Elisha C. Monk was fifteen years old at his father's death. He had a good common-school education, supplemented by the private teaching of Rev. William Carroll (a  successful teacher and pastor of the Congregational Church in Stoughton ) in Latin, rhetoric, etc. He learned the bootmaker's trade, and could make a good boot when eighteen. He continued at the trade ten years, and alone and with others conducted manufacturing of boots for twelve years, and was fairly successful financially. He became one of the incorporators, in 1872, of the Stoughton Boot and Shoe Company, and was its agent. This continued eight years, doing an annual business of near a quarter a million dollars, and although not a financial success, still it gave much employment to residents of the town, distributing large amounts of money, and benefiting the community by the consequent increase of its business.  In 1870, Mr. Monk went West as one of the original corporation (“Union Colony") which established the town of Greeley, Col. He was one of the trustees the first year of the    colony, and erected the first building in the new town.  This colony was one of the most successful ever undertaken, an will ever be historic from the sagacity and shrewd wisdom of its founders. Mr. Monk, has been financially interested in Greeley until the present year. For the last ten years, and until within a few months, he has been the senior member of the firm of Monk & Ingalsbe, transacting a mercantile business in Greeley and at Colorado Springs .

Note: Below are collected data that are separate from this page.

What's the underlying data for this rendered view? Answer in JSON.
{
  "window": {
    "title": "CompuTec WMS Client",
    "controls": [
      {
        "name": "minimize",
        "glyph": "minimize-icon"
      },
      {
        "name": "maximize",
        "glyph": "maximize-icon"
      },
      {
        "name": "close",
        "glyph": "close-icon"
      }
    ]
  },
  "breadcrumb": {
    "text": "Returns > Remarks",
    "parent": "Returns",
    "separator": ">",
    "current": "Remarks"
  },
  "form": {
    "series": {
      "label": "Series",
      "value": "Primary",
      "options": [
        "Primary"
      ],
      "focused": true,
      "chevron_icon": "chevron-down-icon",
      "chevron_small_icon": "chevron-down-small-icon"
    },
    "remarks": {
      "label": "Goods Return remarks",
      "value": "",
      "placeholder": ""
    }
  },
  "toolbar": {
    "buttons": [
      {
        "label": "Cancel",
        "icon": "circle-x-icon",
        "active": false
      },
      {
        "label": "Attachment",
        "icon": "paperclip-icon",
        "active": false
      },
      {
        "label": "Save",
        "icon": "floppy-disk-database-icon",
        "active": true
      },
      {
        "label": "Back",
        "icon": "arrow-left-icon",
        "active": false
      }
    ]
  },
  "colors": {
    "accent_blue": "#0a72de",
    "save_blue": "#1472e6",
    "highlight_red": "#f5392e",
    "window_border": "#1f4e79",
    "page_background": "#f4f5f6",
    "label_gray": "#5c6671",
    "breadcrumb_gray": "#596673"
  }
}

 Mr. Monk has ever been in the foremost files of political progress.  He was a member of the organization of Sons of Temperance in Stoughton for twenty years, and until the dissolution of the lodge. He early became connected with the Free-Soil movement, and was elected on that issue and ticket to represent Stoughton in the Massachusetts Legislature in 1856. As this movement gathered strength, and the great civil war was forced upon the country, Mr. Monk gave his heartiest efforts to the maintenance of the Union and the success of the Republican party. He gave much of his time in filling the quota of Stoughton in the numerous drafts made upon her for soldiers in the field, and the promptitude with which she responded to them was largely due to his exertions. As a Republican he represented his district in the Senate of Massachusetts in 1866-67, and served with credit on important committees. In religious belief he is a Universalist.  

Mr. Monk married, Jan. 13, [1852 at Stoughton by Rev. Massena B. Ballou] , Sally Brett, daughter of Ethan and Sarah (Wentworth) French. She was born in Stoughton , Aug. 23, 1835 . Their children are Bertha L., George, and Eunice C.  Bertha married Isaac V. Marston, a member of the manufacturing house of Farrell & Marston, Stoughton , and has one child, Isaac Bertram. Mr. Monk ranks among the successful men of whom Stoughton worthily proud. Conservative, yet actuated by convictions, he has never been a hindrance to true progress, but one of its most earnest assistants. Pleasant and unrestrained in social intercourse, faithful in all the relations of life, those who have known him longest are his strongest friends.

[Web editors note:  Elisha Capen Monk was one of the founders of the Stoughton Historical Society.  He died at Stoughton January 22,1898, and his wife Sally died at Stoughton June 21, 1895].

Source: D. Hamilton Hurd, History of Norfolk County, Massachusetts, with Biographical Sketches of many of its Pioneers and Prominent Men. (Philadelphia, Pa., J. W. Lewis & Co., 1884), pgs. 422-424.  

Massachusetts Vital Records (1852 Marriage) 61:213.